Google Hopes to Reduce Fatal Auto Accidents With Completely Autonomous Vehicles
Tech superpower Google is not only planning to enter the automotive industry, but also hopes to take humans out of the driver’s seat with a new, self driving car. The innovative company announced last month that it plans to begin testing about 100 of two-seat, self-driving vehicles.
“We’ve been working toward the goal of vehicles that can shoulder the entire burden of driving,” said Google in a blog post announcing the plan. “Just imagine: You can take a trip downtown at lunchtime without a 20-minute buffer to find parking. Seniors can keep their freedom even if they can’t keep their car keys. And drunk and distracted driving? History.”
Therein lies Google’s goal. It’s not an entrepreneurial venture hoping to compete with the likes of Ford or Chevy, but rather as a project designed to “improve road safety and help people who can’t drive.”
Statistically, there’s a fatal auto accident once every 15 minutes, amounting to 94 deaths per day, and 33,963 every year.

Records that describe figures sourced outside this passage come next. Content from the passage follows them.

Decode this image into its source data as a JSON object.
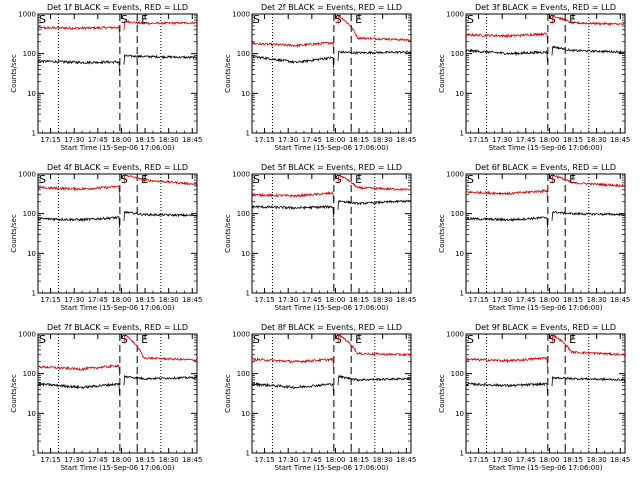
{
  "chart_data": {
    "type": "line",
    "x_tick_labels": [
      "17:15",
      "17:30",
      "17:45",
      "18:00",
      "18:15",
      "18:30",
      "18:45"
    ],
    "y_tick_labels": [
      "1",
      "10",
      "100",
      "1000"
    ],
    "y_scale": "log",
    "ylim": [
      1,
      1000
    ],
    "xlim_minutes_of_day": [
      1027,
      1128
    ],
    "x_ticks_minutes_of_day": [
      1035,
      1050,
      1065,
      1080,
      1095,
      1110,
      1125
    ],
    "ylabel": "Counts/sec",
    "xlabel": "Start Time (15-Sep-06 17:06:00)",
    "legend_text": "BLACK = Events, RED = LLD",
    "series_colors": {
      "Events": "#000000",
      "LLD": "#dd0000"
    },
    "markers": {
      "start": "S",
      "end": "E"
    },
    "vertical_lines": {
      "dotted_minutes": [
        1040,
        1105
      ],
      "dashed_minutes": [
        1079,
        1090
      ]
    },
    "panels": [
      {
        "title": "Det 1f",
        "lld": [
          450,
          440,
          460,
          650,
          580,
          600
        ],
        "events": [
          65,
          60,
          62,
          88,
          85,
          80
        ]
      },
      {
        "title": "Det 2f",
        "lld": [
          180,
          160,
          190,
          900,
          250,
          220
        ],
        "events": [
          85,
          60,
          80,
          110,
          105,
          110
        ]
      },
      {
        "title": "Det 3f",
        "lld": [
          300,
          280,
          320,
          900,
          600,
          550
        ],
        "events": [
          120,
          100,
          110,
          150,
          120,
          110
        ]
      },
      {
        "title": "Det 4f",
        "lld": [
          450,
          420,
          480,
          950,
          700,
          550
        ],
        "events": [
          75,
          70,
          80,
          110,
          95,
          90
        ]
      },
      {
        "title": "Det 5f",
        "lld": [
          300,
          280,
          330,
          950,
          450,
          400
        ],
        "events": [
          150,
          140,
          150,
          210,
          180,
          210
        ]
      },
      {
        "title": "Det 6f",
        "lld": [
          350,
          320,
          380,
          950,
          600,
          500
        ],
        "events": [
          75,
          70,
          80,
          110,
          100,
          95
        ]
      },
      {
        "title": "Det 7f",
        "lld": [
          150,
          130,
          160,
          950,
          250,
          220
        ],
        "events": [
          55,
          45,
          55,
          85,
          75,
          80
        ]
      },
      {
        "title": "Det 8f",
        "lld": [
          230,
          200,
          230,
          950,
          320,
          300
        ],
        "events": [
          55,
          45,
          55,
          85,
          70,
          75
        ]
      },
      {
        "title": "Det 9f",
        "lld": [
          230,
          210,
          250,
          950,
          350,
          300
        ],
        "events": [
          55,
          50,
          55,
          80,
          75,
          70
        ]
      }
    ]
  }
}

Considering the fact that the most common causes of fatal accidents include drunk driving, speeding, and reckless driving, an autonomous vehicle would naturally help solve the urgent problem.

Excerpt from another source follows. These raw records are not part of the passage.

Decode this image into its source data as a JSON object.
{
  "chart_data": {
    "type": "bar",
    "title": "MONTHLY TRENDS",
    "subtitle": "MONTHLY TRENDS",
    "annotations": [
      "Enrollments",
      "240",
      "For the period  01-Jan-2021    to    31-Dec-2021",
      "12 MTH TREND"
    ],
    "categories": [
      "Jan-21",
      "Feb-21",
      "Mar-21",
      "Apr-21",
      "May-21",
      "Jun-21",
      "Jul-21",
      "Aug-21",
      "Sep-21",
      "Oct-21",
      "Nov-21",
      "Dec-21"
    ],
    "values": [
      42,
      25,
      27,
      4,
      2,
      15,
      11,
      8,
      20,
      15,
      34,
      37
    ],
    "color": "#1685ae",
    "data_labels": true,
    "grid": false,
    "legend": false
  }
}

Though the prototypes will have manual controls for those test driving cars so that they can override the autopilot driving systems–a stipulation required by California law–Google’s vision for these cars is to make them completely autonomous. The end product won’t have a steering wheel, accelerator, or even a brake pedal.
As intimidating as the inability to brake sounds, the cars do have sensors that look in every direction for over 200 yards, effectively eliminating blind spots. Plus, their top speed is limited to just 25 miles per hour.
“The vehicles will be very basic—we want to learn from them and adapt them as quickly as possible—but they will take you where you want to go at the push of a button,” wrote Google. “And that’s an important step toward improving road safety and transforming mobility for millions of people.”